In our Epistle reading Paul identifies the Spirit as God. He writes, “Now there are varieties of gifts, but the same Spirit; and there are varieties of services, but the same Lord; and there are varieties of activities, but it is the same God who activates all of them in everyone.”

All three persons of the Trinity are equally divine and therefore equally worthy of our worship and devotion. There is no hierarchy of divinity, with the Father first, the Son second, and the Spirit as some sort of third rate, C-list, deity. No! The Holy Spirit is our God to whom belongs all our love—heart, mind, and soul.

Finally, in order to understand who the Holy Spirit is, we must understand the work he has come to perform. The descent of the Holy Spirit described in our reading from Acts marks the beginning of the Church’s existence. It is an event that was prophesied and long expected. The Church was born of the Spirit and so we are a people of the Spirit. The Spirit’s presence is the animating force and life of the church, the breath of the Body of Christ. The Spirit is the one that unites us to Christ. It is through the Spirit working in us that we can know that Jesus is Lord. It is the Spirit who equips the Church for its mission.
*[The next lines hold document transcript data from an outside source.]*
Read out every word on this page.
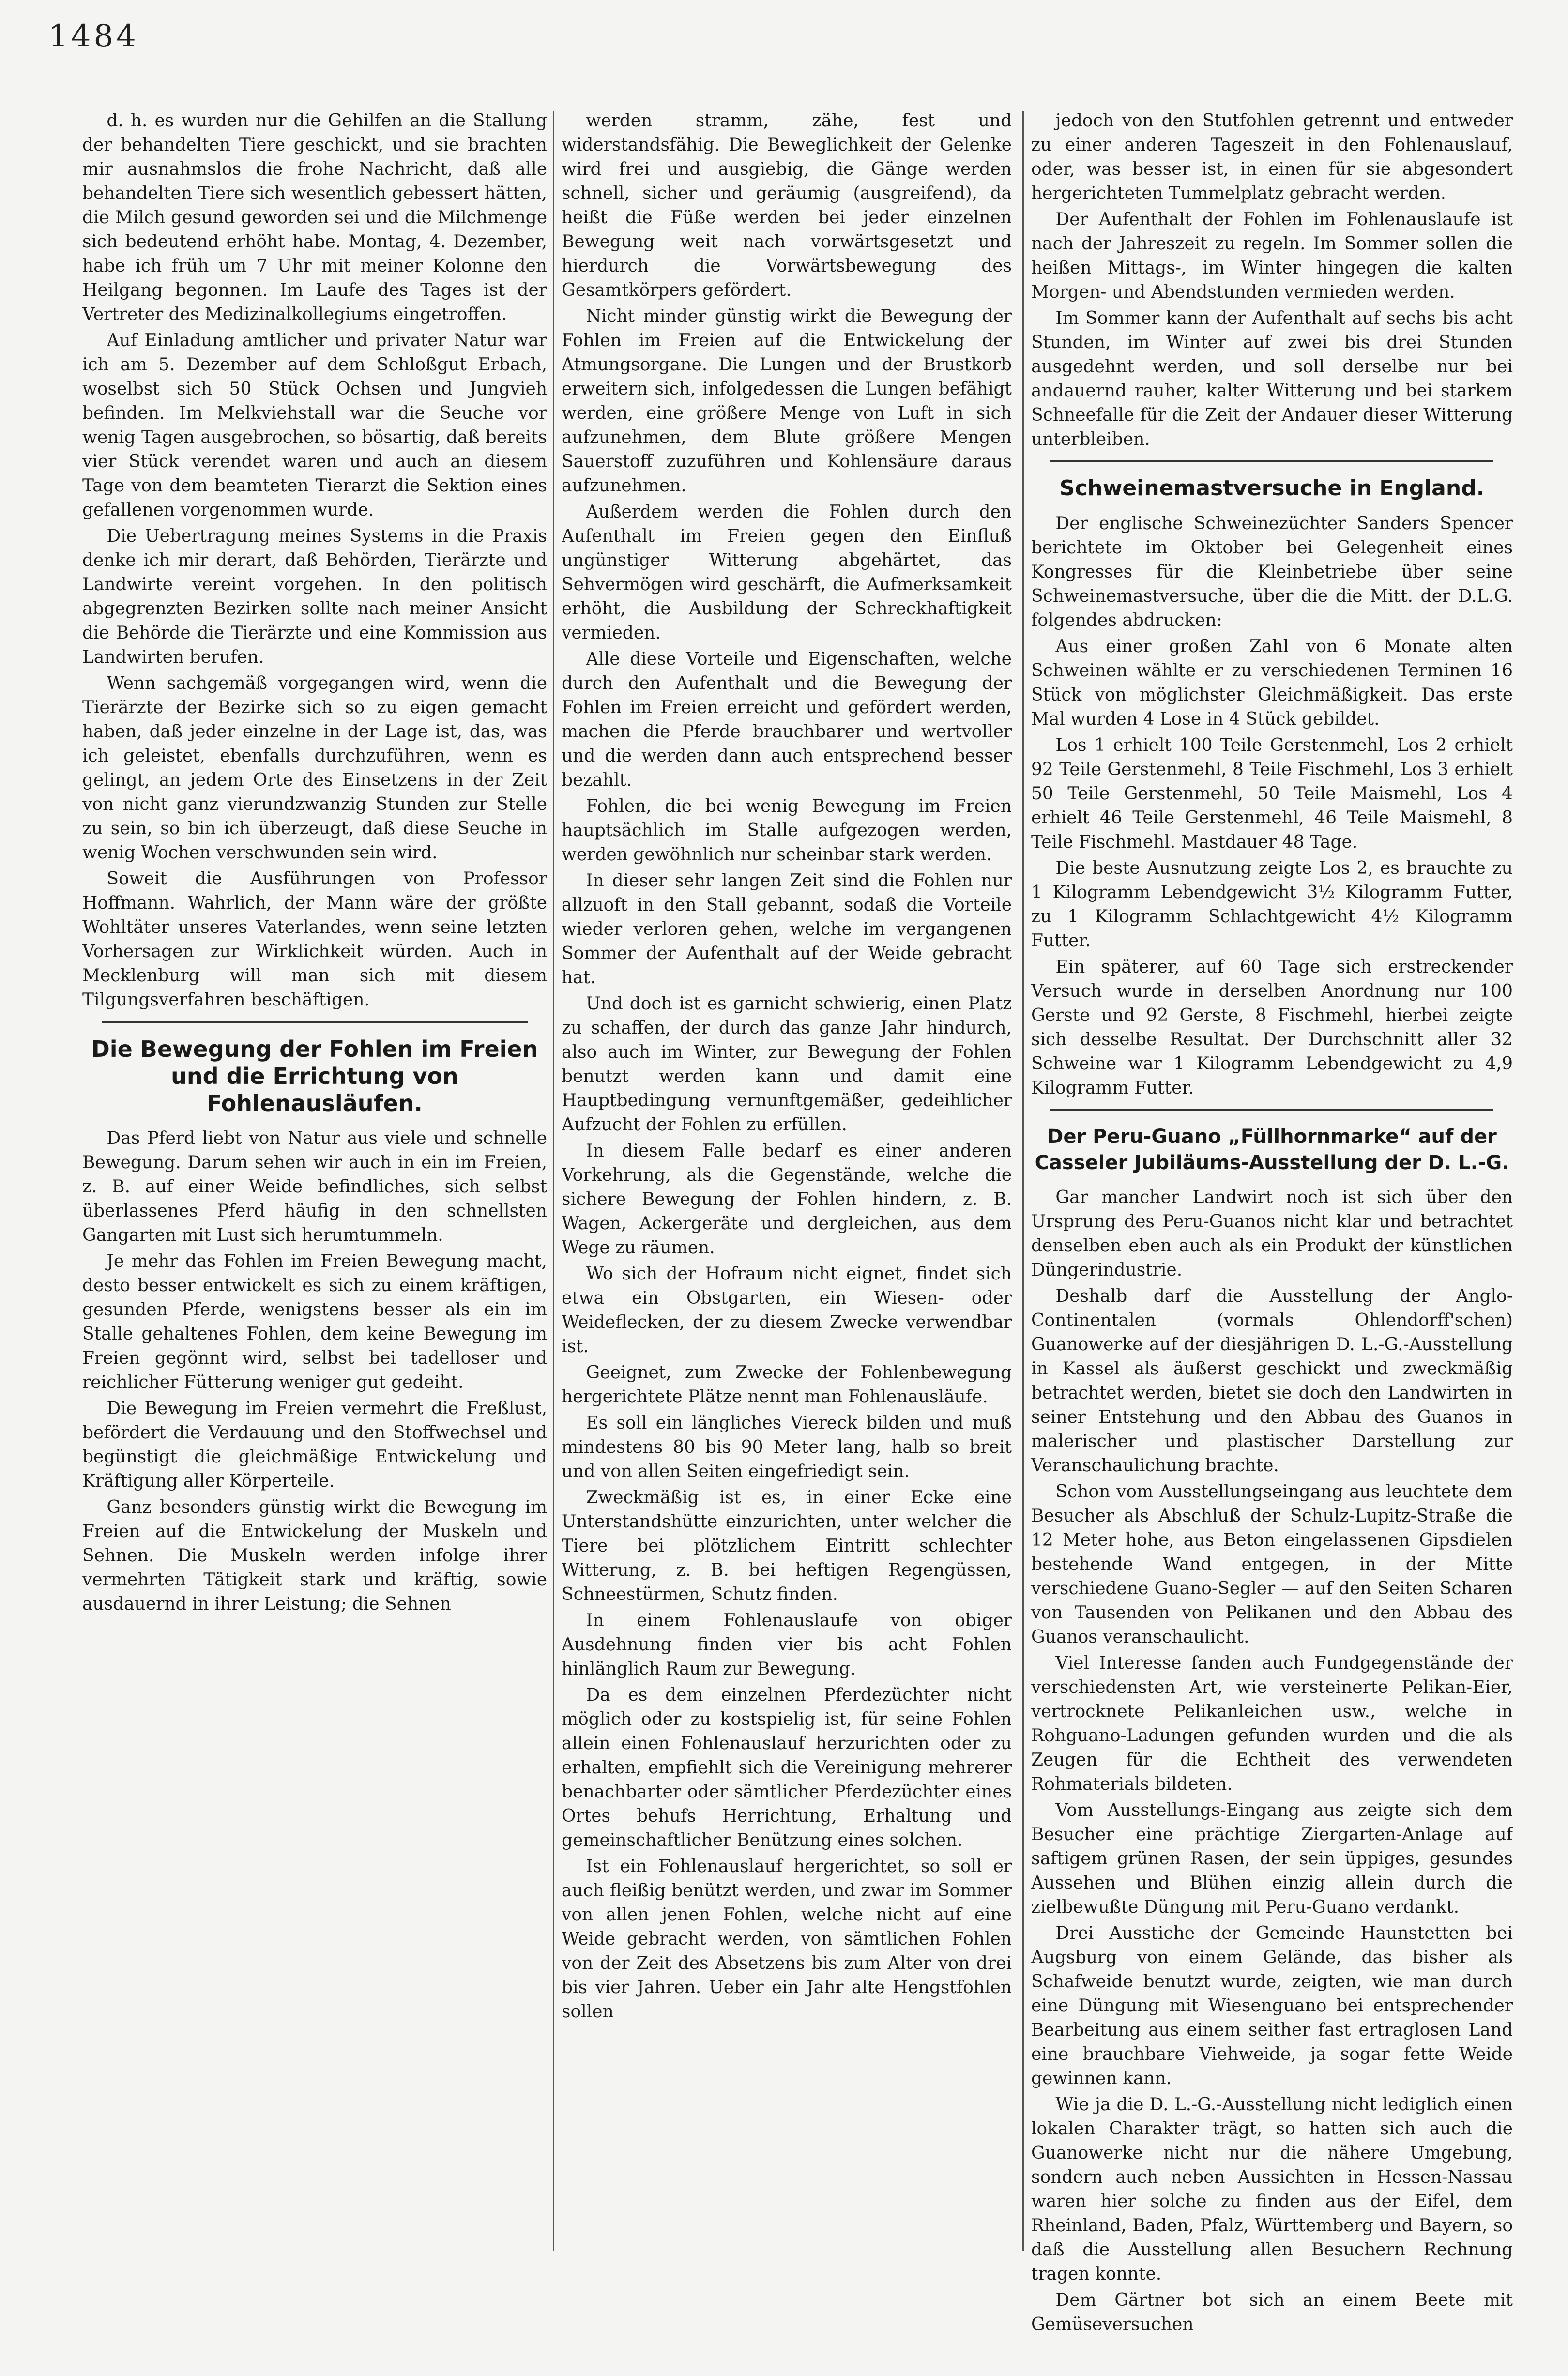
1484

d. h. es wurden nur die Gehilfen an die Stallung der behandelten Tiere geschickt, und sie brachten mir ausnahmslos die frohe Nachricht, daß alle behandelten Tiere sich wesentlich gebessert hätten, die Milch gesund geworden sei und die Milchmenge sich bedeutend erhöht habe. Montag, 4. Dezember, habe ich früh um 7 Uhr mit meiner Kolonne den Heilgang begonnen. Im Laufe des Tages ist der Vertreter des Medizinalkollegiums eingetroffen.

Auf Einladung amtlicher und privater Natur war ich am 5. Dezember auf dem Schloßgut Erbach, woselbst sich 50 Stück Ochsen und Jungvieh befinden. Im Melkviehstall war die Seuche vor wenig Tagen ausgebrochen, so bösartig, daß bereits vier Stück verendet waren und auch an diesem Tage von dem beamteten Tierarzt die Sektion eines gefallenen vorgenommen wurde.

Die Uebertragung meines Systems in die Praxis denke ich mir derart, daß Behörden, Tierärzte und Landwirte vereint vorgehen. In den politisch abgegrenzten Bezirken sollte nach meiner Ansicht die Behörde die Tierärzte und eine Kommission aus Landwirten berufen.

Wenn sachgemäß vorgegangen wird, wenn die Tierärzte der Bezirke sich so zu eigen gemacht haben, daß jeder einzelne in der Lage ist, das, was ich geleistet, ebenfalls durchzuführen, wenn es gelingt, an jedem Orte des Einsetzens in der Zeit von nicht ganz vierundzwanzig Stunden zur Stelle zu sein, so bin ich überzeugt, daß diese Seuche in wenig Wochen verschwunden sein wird.

Soweit die Ausführungen von Professor Hoffmann. Wahrlich, der Mann wäre der größte Wohltäter unseres Vaterlandes, wenn seine letzten Vorhersagen zur Wirklichkeit würden. Auch in Mecklenburg will man sich mit diesem Tilgungsverfahren beschäftigen.

Die Bewegung der Fohlen im Freien und die Errichtung von Fohlenausläufen.

Das Pferd liebt von Natur aus viele und schnelle Bewegung. Darum sehen wir auch in ein im Freien, z. B. auf einer Weide befindliches, sich selbst überlassenes Pferd häufig in den schnellsten Gangarten mit Lust sich herumtummeln.

Je mehr das Fohlen im Freien Bewegung macht, desto besser entwickelt es sich zu einem kräftigen, gesunden Pferde, wenigstens besser als ein im Stalle gehaltenes Fohlen, dem keine Bewegung im Freien gegönnt wird, selbst bei tadelloser und reichlicher Fütterung weniger gut gedeiht.

Die Bewegung im Freien vermehrt die Freßlust, befördert die Verdauung und den Stoffwechsel und begünstigt die gleichmäßige Entwickelung und Kräftigung aller Körperteile.

Ganz besonders günstig wirkt die Bewegung im Freien auf die Entwickelung der Muskeln und Sehnen. Die Muskeln werden infolge ihrer vermehrten Tätigkeit stark und kräftig, sowie ausdauernd in ihrer Leistung; die Sehnen

werden stramm, zähe, fest und widerstandsfähig. Die Beweglichkeit der Gelenke wird frei und ausgiebig, die Gänge werden schnell, sicher und geräumig (ausgreifend), da heißt die Füße werden bei jeder einzelnen Bewegung weit nach vorwärtsgesetzt und hierdurch die Vorwärtsbewegung des Gesamtkörpers gefördert.

Nicht minder günstig wirkt die Bewegung der Fohlen im Freien auf die Entwickelung der Atmungsorgane. Die Lungen und der Brustkorb erweitern sich, infolgedessen die Lungen befähigt werden, eine größere Menge von Luft in sich aufzunehmen, dem Blute größere Mengen Sauerstoff zuzuführen und Kohlensäure daraus aufzunehmen.

Außerdem werden die Fohlen durch den Aufenthalt im Freien gegen den Einfluß ungünstiger Witterung abgehärtet, das Sehvermögen wird geschärft, die Aufmerksamkeit erhöht, die Ausbildung der Schreckhaftigkeit vermieden.

Alle diese Vorteile und Eigenschaften, welche durch den Aufenthalt und die Bewegung der Fohlen im Freien erreicht und gefördert werden, machen die Pferde brauchbarer und wertvoller und die werden dann auch entsprechend besser bezahlt.

Fohlen, die bei wenig Bewegung im Freien hauptsächlich im Stalle aufgezogen werden, werden gewöhnlich nur scheinbar stark werden.

In dieser sehr langen Zeit sind die Fohlen nur allzuoft in den Stall gebannt, sodaß die Vorteile wieder verloren gehen, welche im vergangenen Sommer der Aufenthalt auf der Weide gebracht hat.

Und doch ist es garnicht schwierig, einen Platz zu schaffen, der durch das ganze Jahr hindurch, also auch im Winter, zur Bewegung der Fohlen benutzt werden kann und damit eine Hauptbedingung vernunftgemäßer, gedeihlicher Aufzucht der Fohlen zu erfüllen.

In diesem Falle bedarf es einer anderen Vorkehrung, als die Gegenstände, welche die sichere Bewegung der Fohlen hindern, z. B. Wagen, Ackergeräte und dergleichen, aus dem Wege zu räumen.

Wo sich der Hofraum nicht eignet, findet sich etwa ein Obstgarten, ein Wiesen- oder Weideflecken, der zu diesem Zwecke verwendbar ist.

Geeignet, zum Zwecke der Fohlenbewegung hergerichtete Plätze nennt man Fohlenausläufe.

Es soll ein längliches Viereck bilden und muß mindestens 80 bis 90 Meter lang, halb so breit und von allen Seiten eingefriedigt sein.

Zweckmäßig ist es, in einer Ecke eine Unterstandshütte einzurichten, unter welcher die Tiere bei plötzlichem Eintritt schlechter Witterung, z. B. bei heftigen Regengüssen, Schneestürmen, Schutz finden.

In einem Fohlenauslaufe von obiger Ausdehnung finden vier bis acht Fohlen hinlänglich Raum zur Bewegung.

Da es dem einzelnen Pferdezüchter nicht möglich oder zu kostspielig ist, für seine Fohlen allein einen Fohlenauslauf herzurichten oder zu erhalten, empfiehlt sich die Vereinigung mehrerer benachbarter oder sämtlicher Pferdezüchter eines Ortes behufs Herrichtung, Erhaltung und gemeinschaftlicher Benützung eines solchen.

Ist ein Fohlenauslauf hergerichtet, so soll er auch fleißig benützt werden, und zwar im Sommer von allen jenen Fohlen, welche nicht auf eine Weide gebracht werden, von sämtlichen Fohlen von der Zeit des Absetzens bis zum Alter von drei bis vier Jahren. Ueber ein Jahr alte Hengstfohlen sollen

jedoch von den Stutfohlen getrennt und entweder zu einer anderen Tageszeit in den Fohlenauslauf, oder, was besser ist, in einen für sie abgesondert hergerichteten Tummelplatz gebracht werden.

Der Aufenthalt der Fohlen im Fohlenauslaufe ist nach der Jahreszeit zu regeln. Im Sommer sollen die heißen Mittags-, im Winter hingegen die kalten Morgen- und Abendstunden vermieden werden.

Im Sommer kann der Aufenthalt auf sechs bis acht Stunden, im Winter auf zwei bis drei Stunden ausgedehnt werden, und soll derselbe nur bei andauernd rauher, kalter Witterung und bei starkem Schneefalle für die Zeit der Andauer dieser Witterung unterbleiben.

Schweinemastversuche in England.

Der englische Schweinezüchter Sanders Spencer berichtete im Oktober bei Gelegenheit eines Kongresses für die Kleinbetriebe über seine Schweinemastversuche, über die die Mitt. der D.L.G. folgendes abdrucken:

Aus einer großen Zahl von 6 Monate alten Schweinen wählte er zu verschiedenen Terminen 16 Stück von möglichster Gleichmäßigkeit. Das erste Mal wurden 4 Lose in 4 Stück gebildet.

Los 1 erhielt 100 Teile Gerstenmehl, Los 2 erhielt 92 Teile Gerstenmehl, 8 Teile Fischmehl, Los 3 erhielt 50 Teile Gerstenmehl, 50 Teile Maismehl, Los 4 erhielt 46 Teile Gerstenmehl, 46 Teile Maismehl, 8 Teile Fischmehl. Mastdauer 48 Tage.

Die beste Ausnutzung zeigte Los 2, es brauchte zu 1 Kilogramm Lebendgewicht 3½ Kilogramm Futter, zu 1 Kilogramm Schlachtgewicht 4½ Kilogramm Futter.

Ein späterer, auf 60 Tage sich erstreckender Versuch wurde in derselben Anordnung nur 100 Gerste und 92 Gerste, 8 Fischmehl, hierbei zeigte sich desselbe Resultat. Der Durchschnitt aller 32 Schweine war 1 Kilogramm Lebendgewicht zu 4,9 Kilogramm Futter.

Der Peru-Guano „Füllhornmarke“ auf der Casseler Jubiläums-Ausstellung der D. L.-G.

Gar mancher Landwirt noch ist sich über den Ursprung des Peru-Guanos nicht klar und betrachtet denselben eben auch als ein Produkt der künstlichen Düngerindustrie.

Deshalb darf die Ausstellung der Anglo-Continentalen (vormals Ohlendorff'schen) Guanowerke auf der diesjährigen D. L.-G.-Ausstellung in Kassel als äußerst geschickt und zweckmäßig betrachtet werden, bietet sie doch den Landwirten in seiner Entstehung und den Abbau des Guanos in malerischer und plastischer Darstellung zur Veranschaulichung brachte.

Schon vom Ausstellungseingang aus leuchtete dem Besucher als Abschluß der Schulz-Lupitz-Straße die 12 Meter hohe, aus Beton eingelassenen Gipsdielen bestehende Wand entgegen, in der Mitte verschiedene Guano-Segler — auf den Seiten Scharen von Tausenden von Pelikanen und den Abbau des Guanos veranschaulicht.

Viel Interesse fanden auch Fundgegenstände der verschiedensten Art, wie versteinerte Pelikan-Eier, vertrocknete Pelikanleichen usw., welche in Rohguano-Ladungen gefunden wurden und die als Zeugen für die Echtheit des verwendeten Rohmaterials bildeten.

Vom Ausstellungs-Eingang aus zeigte sich dem Besucher eine prächtige Ziergarten-Anlage auf saftigem grünen Rasen, der sein üppiges, gesundes Aussehen und Blühen einzig allein durch die zielbewußte Düngung mit Peru-Guano verdankt.

Drei Ausstiche der Gemeinde Haunstetten bei Augsburg von einem Gelände, das bisher als Schafweide benutzt wurde, zeigten, wie man durch eine Düngung mit Wiesenguano bei entsprechender Bearbeitung aus einem seither fast ertraglosen Land eine brauchbare Viehweide, ja sogar fette Weide gewinnen kann.

Wie ja die D. L.-G.-Ausstellung nicht lediglich einen lokalen Charakter trägt, so hatten sich auch die Guanowerke nicht nur die nähere Umgebung, sondern auch neben Aussichten in Hessen-Nassau waren hier solche zu finden aus der Eifel, dem Rheinland, Baden, Pfalz, Württemberg und Bayern, so daß die Ausstellung allen Besuchern Rechnung tragen konnte.

Dem Gärtner bot sich an einem Beete mit Gemüseversuchen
As Ignatius of Laodicea said, 

“Without the Holy Spirit, God is distant, Christ is merely a historical figure, the Gospel is a dead letter, the Church is just an organization, authority is domination, mission is propaganda, liturgy is only nostalgia, and the work of Christians is slave labor. But with the Holy Spirit, Christ is risen and present, the Gospel is a living force, the Church is a communion in the life of the Trinity, authority is a service that sets the people free, mission is Pentecost, the liturgy is memory and anticipation, and the labor of Christians is sanctified.”

Trying to live a Christian life and be the Church without the Holy Spirit is like trying to drive a car with no air in the tires or gas in the tank. Through Baptism we each have been given the Spirit. He lives inside of us, but too often we keep him locked in the basement. We ignore and neglect him. The miraculous life of signs and wonders described in our readings is meant to be the ordinary life of the Church!


If we want to live a life of victory, strength, vitality, freedom, and mission, we need to let the Spirit loose. That is scary. The Holy Spirit is fire, wind, and a raging flood. He is dangerous but he is good. Do you trust him with your life?